Daarnaast worden zij ook verdacht van valsheid in geschrifte. Het lijkt erop – onder andere door analyse van de camerabeelden – dat de boekhouding niet correspondeert met de werkelijke omzet.”
2.15.
In een e-mailbericht van 8 november 2017 heeft de officier van justitie mr. Berndsen desgevraagd laten weten dat de (strafrechtelijke) beslagen op de bankrekeningen zullen worden opgeheven, met uitzondering van het beslag op de rekening(en) van Vocu.
2.16.
Bij brief van 8 november 2017 heeft ING aan Yin Yang c.s. meegedeeld dat niet is gebleken dat Stichting CS Bedrijven actief de moeite heeft genomen om bij andere (eventueel buitenlandse) banken een zakelijke relatie aan te gaan, onderbouwd met de nodige openheid van zaken over de bedrijfsvoering en doeltreffende maatregelen om het risico van witwassen te verminderen. Ook heeft Stichting CS Bedrijven, volgens ING, niet aangetoond welke informatie aan SecurCash en/of andere waardetransportbedrijven is verstrekt om hen te overtuigen van de legitimiteit en integriteit van Stichting CS Bedrijven. ING heeft de bankrelatie met Stichting CS Bedrijven in de brief per 1 januari 2018 opgezegd.
2.17.
Yin Yang c.s. heeft e-mailberichten over de periode van april 2017 tot en met december 2017 overgelegd van de meeste in Nederland opererende banken waarin zij alle stellen dat zij geen bankrelatie met Yin Yang c.s. wensen aan te gaan.

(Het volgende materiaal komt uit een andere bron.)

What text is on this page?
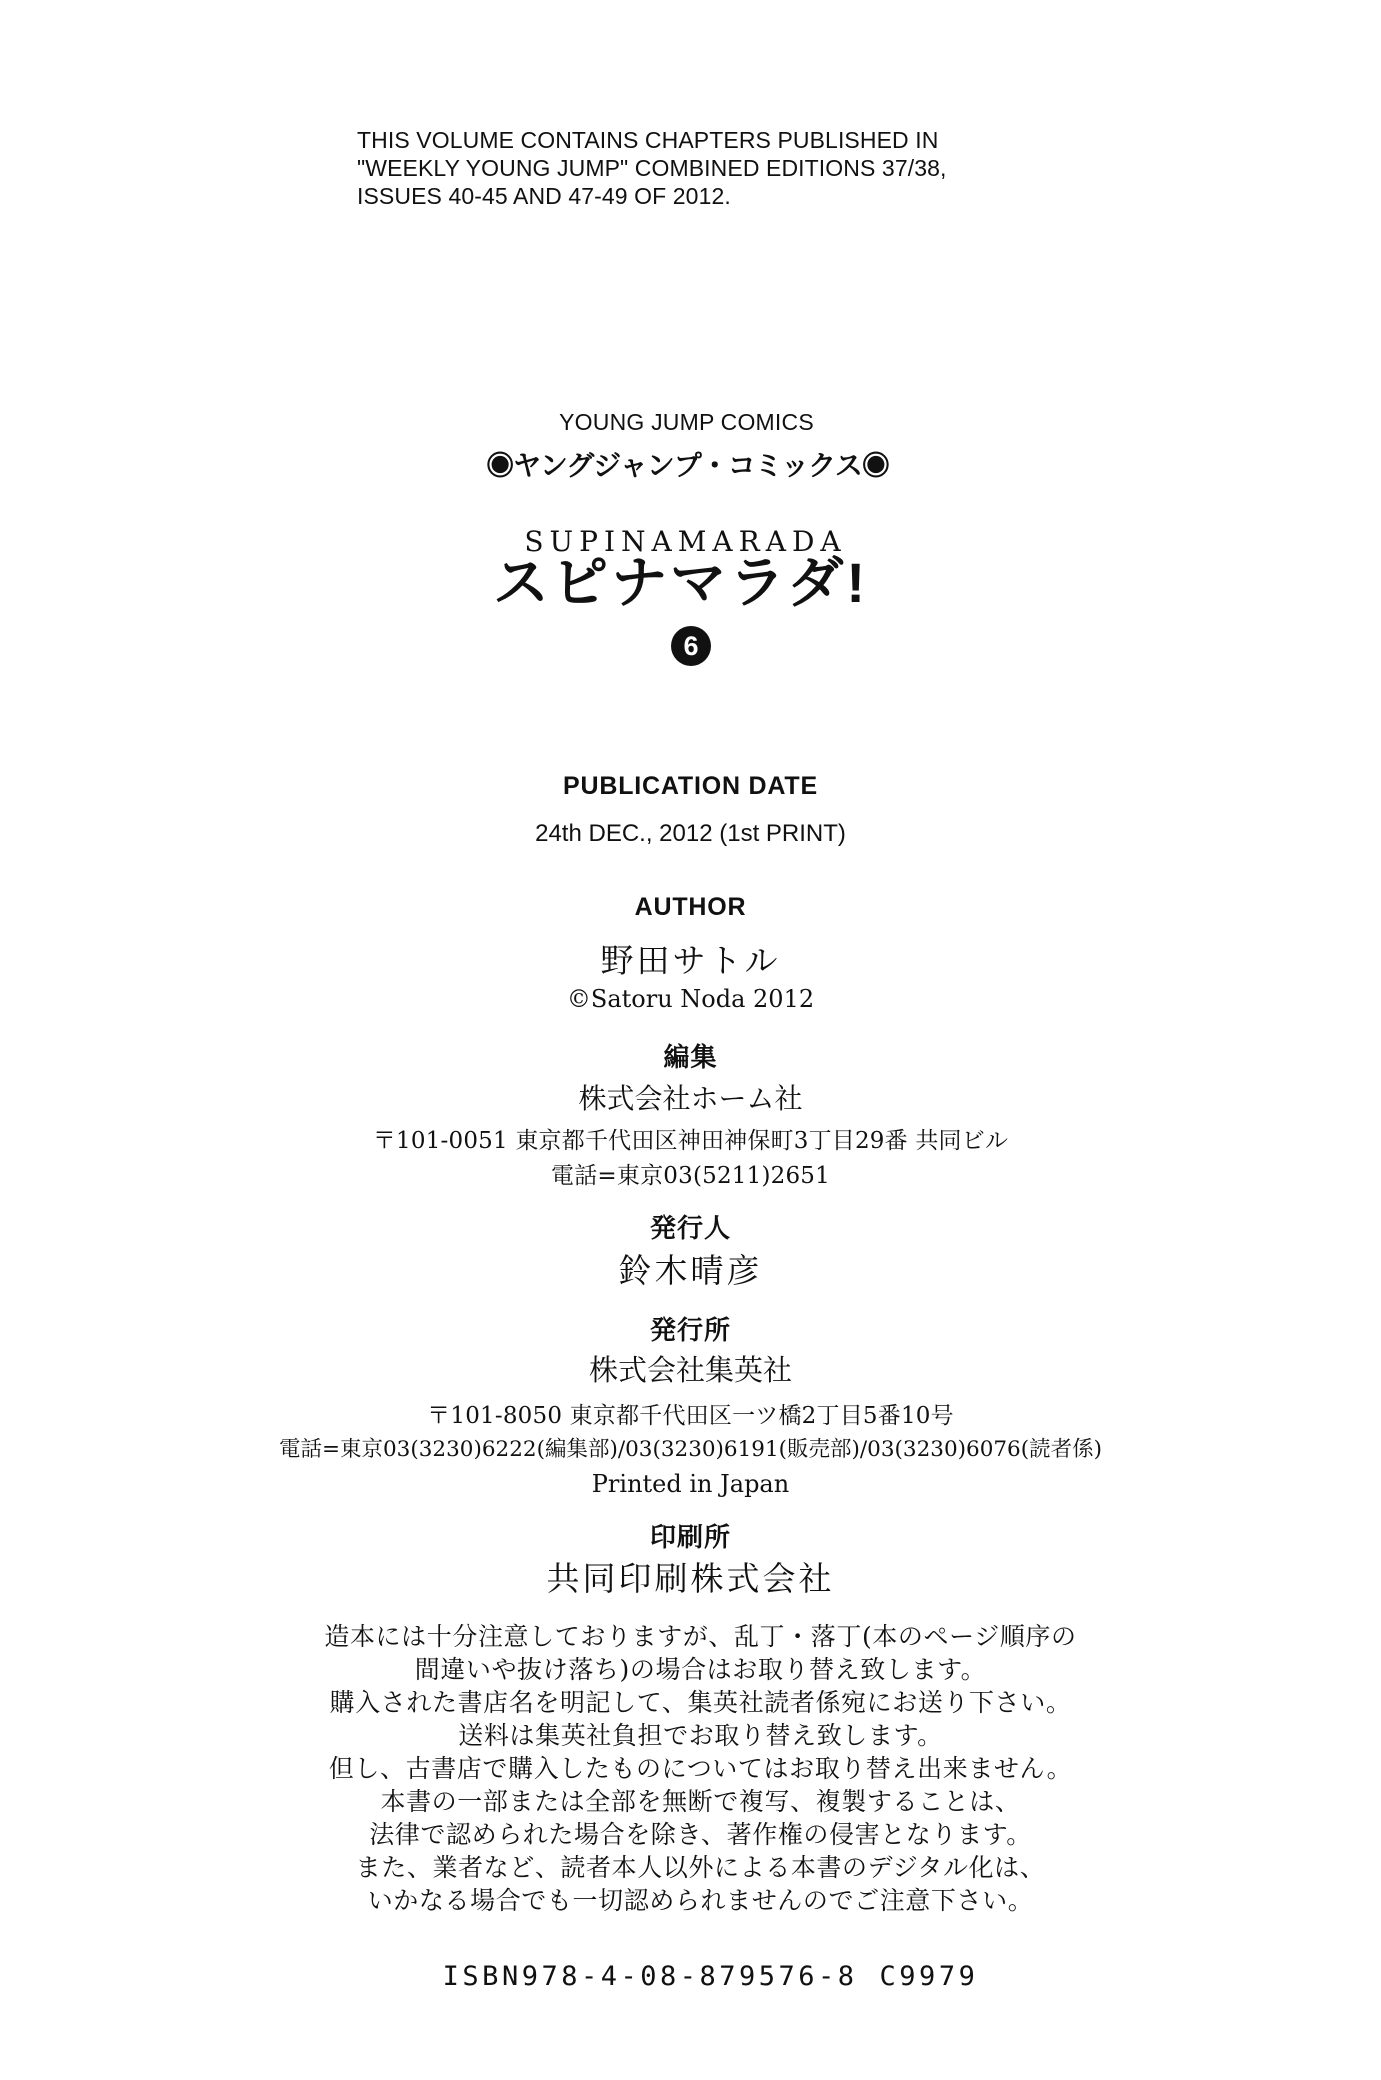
THIS VOLUME CONTAINS CHAPTERS PUBLISHED IN
"WEEKLY YOUNG JUMP" COMBINED EDITIONS 37/38,
ISSUES 40-45 AND 47-49 OF 2012.
YOUNG JUMP COMICS
◉ヤングジャンプ・コミックス◉
SUPINAMARADA
スピナマラダ!
6
PUBLICATION DATE
24th DEC., 2012 (1st PRINT)
AUTHOR
野田サトル
©Satoru Noda 2012
編集
株式会社ホーム社
〒101-0051 東京都千代田区神田神保町3丁目29番 共同ビル
電話=東京03(5211)2651
発行人
鈴木晴彦
発行所
株式会社集英社
〒101-8050 東京都千代田区一ツ橋2丁目5番10号
電話=東京03(3230)6222(編集部)/03(3230)6191(販売部)/03(3230)6076(読者係)
Printed in Japan
印刷所
共同印刷株式会社
造本には十分注意しておりますが、乱丁・落丁(本のページ順序の
間違いや抜け落ち)の場合はお取り替え致します。
購入された書店名を明記して、集英社読者係宛にお送り下さい。
送料は集英社負担でお取り替え致します。
但し、古書店で購入したものについてはお取り替え出来ません。
本書の一部または全部を無断で複写、複製することは、
法律で認められた場合を除き、著作権の侵害となります。
また、業者など、読者本人以外による本書のデジタル化は、
いかなる場合でも一切認められませんのでご注意下さい。
ISBN978-4-08-879576-8 C9979
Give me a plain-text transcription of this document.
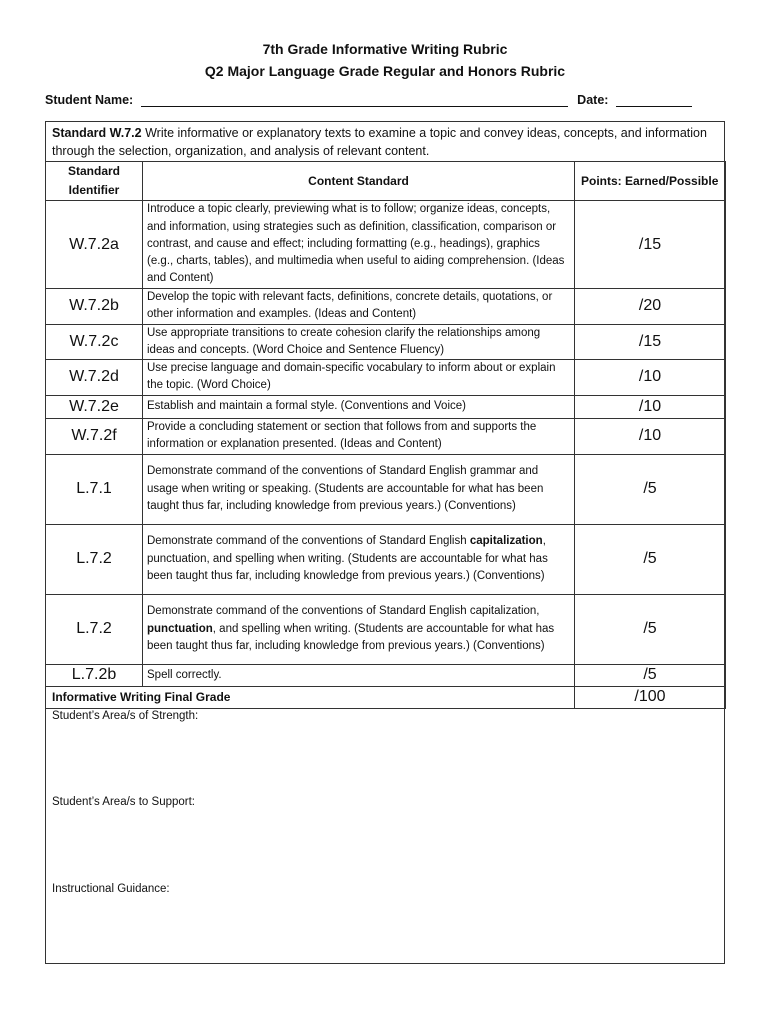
7th Grade Informative Writing Rubric
Q2 Major Language Grade Regular and Honors Rubric
Student Name:	Date:
Standard W.7.2 Write informative or explanatory texts to examine a topic and convey ideas, concepts, and information through the selection, organization, and analysis of relevant content.
Standard Identifier	Content Standard	Points: Earned/Possible
W.7.2a	Introduce a topic clearly, previewing what is to follow; organize ideas, concepts, and information, using strategies such as definition, classification, comparison or contrast, and cause and effect; including formatting (e.g., headings), graphics (e.g., charts, tables), and multimedia when useful to aiding comprehension. (Ideas and Content)	/15
W.7.2b	Develop the topic with relevant facts, definitions, concrete details, quotations, or other information and examples. (Ideas and Content)	/20
W.7.2c	Use appropriate transitions to create cohesion clarify the relationships among ideas and concepts. (Word Choice and Sentence Fluency)	/15
W.7.2d	Use precise language and domain-specific vocabulary to inform about or explain the topic. (Word Choice)	/10
W.7.2e	Establish and maintain a formal style. (Conventions and Voice)	/10
W.7.2f	Provide a concluding statement or section that follows from and supports the information or explanation presented. (Ideas and Content)	/10
L.7.1	Demonstrate command of the conventions of Standard English grammar and usage when writing or speaking. (Students are accountable for what has been taught thus far, including knowledge from previous years.) (Conventions)	/5
L.7.2	Demonstrate command of the conventions of Standard English capitalization, punctuation, and spelling when writing. (Students are accountable for what has been taught thus far, including knowledge from previous years.) (Conventions)	/5
L.7.2	Demonstrate command of the conventions of Standard English capitalization, punctuation, and spelling when writing. (Students are accountable for what has been taught thus far, including knowledge from previous years.) (Conventions)	/5
L.7.2b	Spell correctly.	/5
Informative Writing Final Grade		/100
Student’s Area/s of Strength:
Student’s Area/s to Support:
Instructional Guidance:
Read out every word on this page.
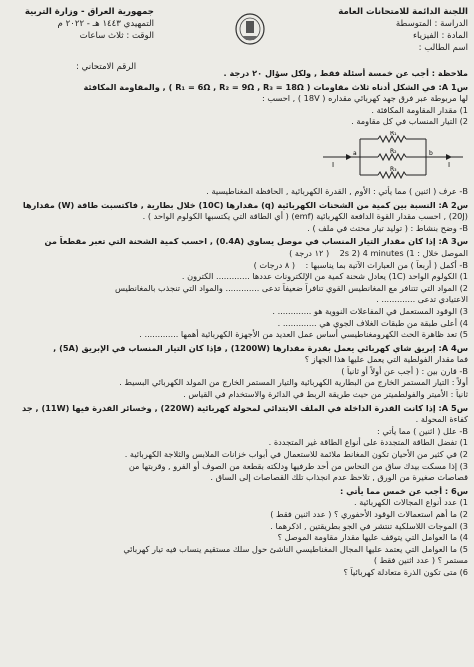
اللجنة الدائمة للامتحانات العامة
الدراسة : المتوسطة
المادة : الفيزياء
اسم الطالب :
جمهورية العراق - وزارة التربية
التمهيدي ١٤٤٣ هـ - ٢٠٢٢ م
الوقت : ثلاث ساعات
الرقم الامتحاني :

ملاحظة : أجب عن خمسة أسئلة فقط , ولكل سؤال ٢٠ درجة .

س1 A: في الشكل أدناه ثلاث مقاومات ( R₁ = 6Ω , R₂ = 9Ω , R₃ = 18Ω ) , والمقاومة المكافئة

لها مربوطة عبر فرق جهد كهربائي مقداره ( 18V ) , احسب :

1) مقدار المقاومة المكافئة .

2) التيار المنساب في كل مقاومة .

R₁
R₂
R₃
a	b
I	I

B- عرف ( اثنين ) مما يأتي : الأوم , القدرة الكهربائية , الحافظة المغناطيسية .

س2 A: النسبة بين كمية من الشحنات الكهربائية (q) مقدارها (10C) خلال بطارية , فاكتسبت طاقة (W) مقدارها

(20J) , احسب مقدار القوة الدافعة الكهربائية (emf) ( أي الطاقة التي يكتسبها الكولوم الواحد ) .

B- وضح بنشاط : ( توليد تيار محتث في ملف ) .

س3 A: إذا كان مقدار التيار المنساب في موصل يساوي (0.4A) , احسب كمية الشحنة التي تعبر مقطعاً من

الموصل خلال : 1) 2s 2) 4 minutes    ( ١٢ درجة )

B- أكمل ( أربعاً ) من العبارات الآتية بما يناسبها :    ( ٨ درجات )

1) الكولوم الواحد (1C) يعادل شحنة كمية من الإلكترونات عددها ............. الكترون .

2) المواد التي تتنافر مع المغانطيس القوي تنافراً ضعيفاً تدعى ............. والمواد التي تنجذب بالمغانطيس

الاعتيادي تدعى ............. .

3) الوقود المستعمل في المفاعلات النووية هو ............. .

4) أعلى طبقة من طبقات الغلاف الجوي هي ............. .

5) تعد ظاهرة الحث الكهرومغناطيسي أساس عمل العديد من الأجهزة الكهربائية أهمها ............. .

س4 A: إبريق شاي كهربائي يعمل بقدرة مقدارها (1200W) , فإذا كان التيار المنساب في الإبريق (5A) ,

فما مقدار الفولطية التي يعمل عليها هذا الجهاز ؟

B- قارن بين : ( أجب عن أولاً أو ثانياً )

أولاً : التيار المستمر الخارج من البطارية الكهربائية والتيار المستمر الخارج من المولد الكهربائي البسيط .

ثانياً : الأميتر والفولطميتر من حيث طريقة الربط في الدائرة والاستخدام في القياس .

س5 A: إذا كانت القدرة الداخلة في الملف الابتدائي لمحولة كهربائية (220W) , وخسائر القدرة فيها (11W) , جد

كفاءة المحولة .

B- علل ( اثنين ) مما يأتي :

1) تفضل الطاقة المتجددة على أنواع الطاقة غير المتجددة .

2) في كثير من الأحيان تكون المغانط ملائمة للاستعمال في أبواب خزانات الملابس والثلاجة الكهربائية .

3) إذا مسكت بيدك ساق من النحاس من أحد طرفيها ودلكته بقطعة من الصوف أو الفرو , وقربتها من

قصاصات صغيرة من الورق , تلاحظ عدم انجذاب تلك القصاصات إلى الساق .

س6 : أجب عن خمس مما يأتي :

1) عدد أنواع المجالات الكهربائية .

2) ما أهم استعمالات الوقود الأحفوري ؟ ( عدد اثنين فقط )

3) الموجات اللاسلكية تنتشر في الجو بطريقتين , اذكرهما .

4) ما العوامل التي يتوقف عليها مقدار مقاومة الموصل ؟

5) ما العوامل التي يعتمد عليها المجال المغناطيسي الناشئ حول سلك مستقيم ينساب فيه تيار كهربائي

مستمر ؟ ( عدد اثنين فقط )

6) متى تكون الذرة متعادلة كهربائياً ؟
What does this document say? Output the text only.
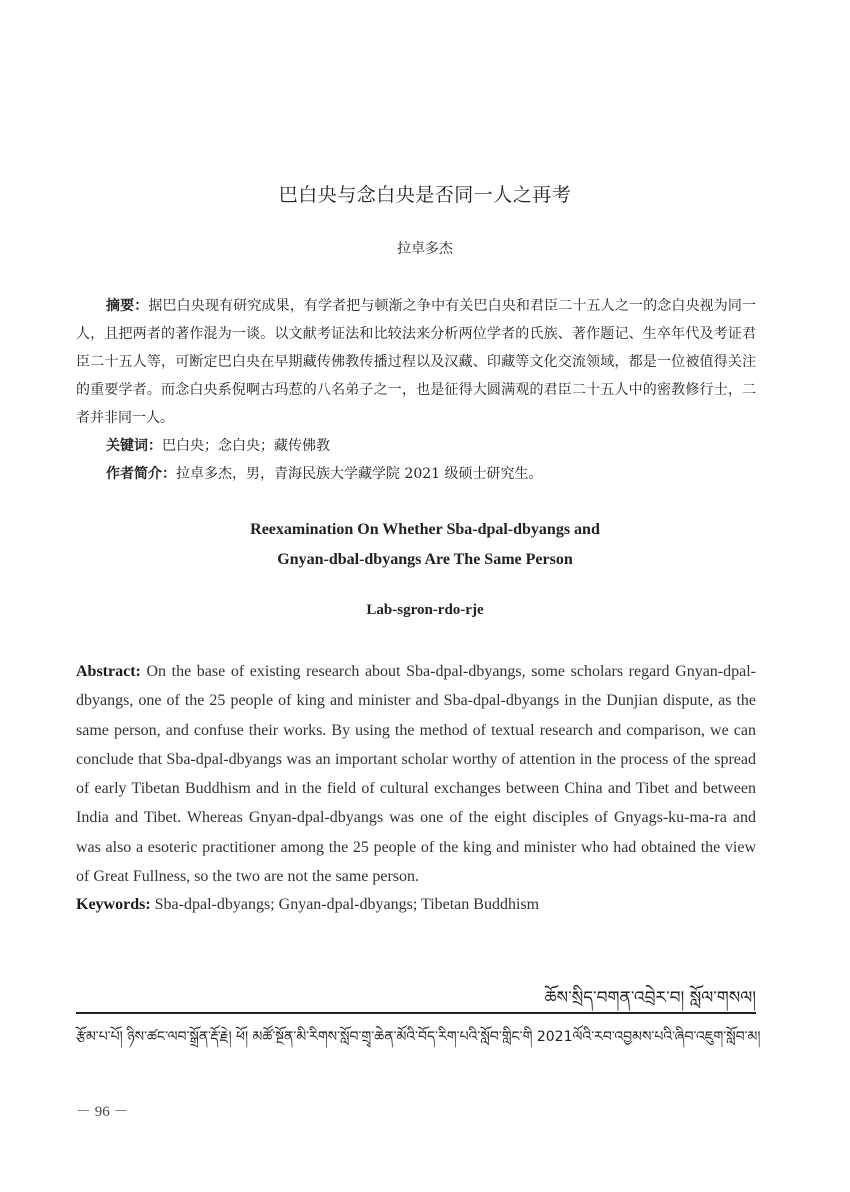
巴白央与念白央是否同一人之再考
拉卓多杰
摘要：据巴白央现有研究成果，有学者把与顿渐之争中有关巴白央和君臣二十五人之一的念白央视为同一人，且把两者的著作混为一谈。以文献考证法和比较法来分析两位学者的氏族、著作题记、生卒年代及考证君臣二十五人等，可断定巴白央在早期藏传佛教传播过程以及汉藏、印藏等文化交流领域，都是一位被值得关注的重要学者。而念白央系倪啊古玛惹的八名弟子之一，也是征得大圆满观的君臣二十五人中的密教修行士，二者并非同一人。
关键词：巴白央；念白央；藏传佛教
作者简介：拉卓多杰，男，青海民族大学藏学院 2021 级硕士研究生。
Reexamination On Whether Sba-dpal-dbyangs and
Gnyan-dbal-dbyangs Are The Same Person
Lab-sgron-rdo-rje
Abstract: On the base of existing research about Sba-dpal-dbyangs, some scholars regard Gnyan-dpal-dbyangs, one of the 25 people of king and minister and Sba-dpal-dbyangs in the Dunjian dispute, as the same person, and confuse their works. By using the method of textual research and comparison, we can conclude that Sba-dpal-dbyangs was an important scholar worthy of attention in the process of the spread of early Tibetan Buddhism and in the field of cultural exchanges between China and Tibet and between India and Tibet. Whereas Gnyan-dpal-dbyangs was one of the eight disciples of Gnyags-ku-ma-ra and was also a esoteric practitioner among the 25 people of the king and minister who had obtained the view of Great Fullness, so the two are not the same person.
Keywords: Sba-dpal-dbyangs; Gnyan-dpal-dbyangs; Tibetan Buddhism
ཆོས་སྲིད་བགན་འབྲེར་བ། སློལ་གསལ།
རྩོམ་པ་པོ། ཉིས་ཚང་ལབ་སྒྲོན་རྡོ་རྗེ། ཕོ། མཚོ་སྔོན་མི་རིགས་སློབ་གྲྭ་ཆེན་མོའི་བོད་རིག་པའི་སློབ་གླིང་གི 2021ལོའི་རབ་འབྱམས་པའི་ཞིབ་འཇུག་སློབ་མ།
－ 96 －
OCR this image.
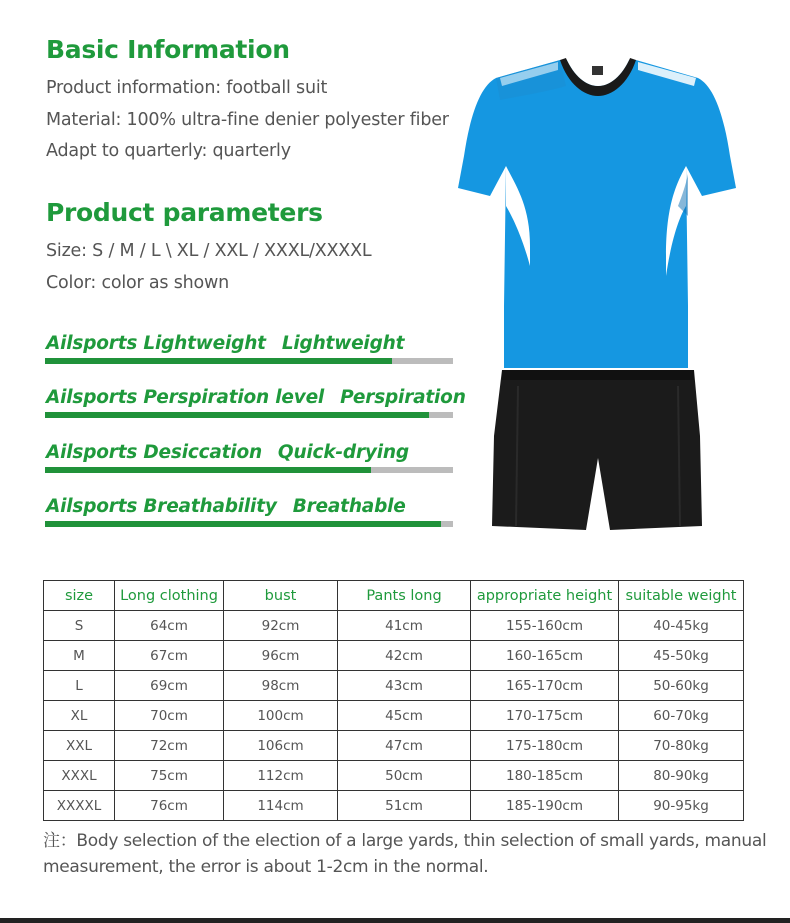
Basic Information
Product information: football suit
Material: 100% ultra-fine denier polyester fiber
Adapt to quarterly: quarterly
Product parameters
Size: S / M / L \ XL / XXL / XXXL/XXXXL
Color: color as shown
Ailsports Lightweight Lightweight
Ailsports Perspiration level Perspiration
Ailsports Desiccation Quick-drying
Ailsports Breathability Breathable
size	Long clothing	bust	Pants long	appropriate height	suitable weight
S	64cm	92cm	41cm	155-160cm	40-45kg
M	67cm	96cm	42cm	160-165cm	45-50kg
L	69cm	98cm	43cm	165-170cm	50-60kg
XL	70cm	100cm	45cm	170-175cm	60-70kg
XXL	72cm	106cm	47cm	175-180cm	70-80kg
XXXL	75cm	112cm	50cm	180-185cm	80-90kg
XXXXL	76cm	114cm	51cm	185-190cm	90-95kg
注：Body selection of the election of a large yards, thin selection of small yards, manual measurement, the error is about 1-2cm in the normal.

Ook herhaalde verzoeken in augustus 2018 zijn door vier (grote) Nederlandse banken geweigerd.
2.18.
De voorzieningenrechter van deze rechtbank heeft bij vonnis van 6 december 2017 de door Yin Yang c.s. tegen ING gevorderde voorlopige voorziening tot – samengevat – het continueren van de Overeenkomst met Stichting CS Bedrijven en de bankrelaties met Yin Yang c.s. afgewezen.
2.19.
Yin Yang c.s. is van het onder 2.18 vermelde vonnis in hoger beroep gekomen. Het hof heeft bij arrest van 19 januari 2018 (met zaaknummer 200.229.638/01 SKG, hersteld bij arrest van 23 januari 2018) de vordering in hoger beroep afgewezen. Het heeft hiertoe overwogen, voor zover hier van belang:
“3.2. Tussen partijen is terecht niet in geschil dat ING op grond van het bepaalde in artikel 35 ABV en de artikelen 7.3, 7.4 en 9.3 van de Voorwaarden Zakelijk Rekening bevoegd is de Overeenkomst en de bankrelaties met Yin Yang c.s. op te zeggen. Daarmee ligt in het kader van de in dit kort geding te nemen beslissingen de vraag voor of voorshands voldoende aannemelijk is geworden dat de bodemrechter zal oordelen dat het gebruikmaken door ING van deze opzeggingsbevoegdheid, gelet op alle omstandigheden van het geval, naar maatstaven van redelijkheid en billijkheid onaanvaardbaar is.
3.3.
In het kader van de daarbij te maken afweging komt gewicht toe aan de in artikel 2 lid 1 ABV neergelegde zorgplicht op grond waarvan ING bij haar dienstverlening de nodige zorgvuldigheid in acht dient te nemen en daarbij naar beste vermogen met de belangen van Yin Yang c.s. rekening dient te houden. Een geval als het onderhavige verschilt in zoverre van de opzegging door de bank van een kredietovereenkomst, dat het kunnen beschikken over een betaalrekening een belangrijke voorwaarde vormt voor het deelnemen aan het maatschappelijk verkeer. Ook is in het geval als het onderhavige (doorgaans) een geringer financieel belang van de bank in het geding dan bij opzegging van een kredietovereenkomst. Deze omstandigheden brengen te meer mee dat de bank bij de uitoefening van haar bevoegdheid voldoende zorgvuldigheid in acht dient te nemen.
3.4.
Anderzijds komt gewicht toe aan de verplichting van Yin Yang c.s. om ingevolge artikel 2 lid 2 ABV eraan mee te werken dat ING aan haar verplichtingen jegens (onder meer) toezichthouders kan voldoen en om geen misbruik van hun diensten te (laten) maken, bijvoorbeeld door middel van activiteiten die schadelijk zijn voor de reputatie van ING en die de werking van de betrouwbaarheid van het financiële stelsel kunnen schaden.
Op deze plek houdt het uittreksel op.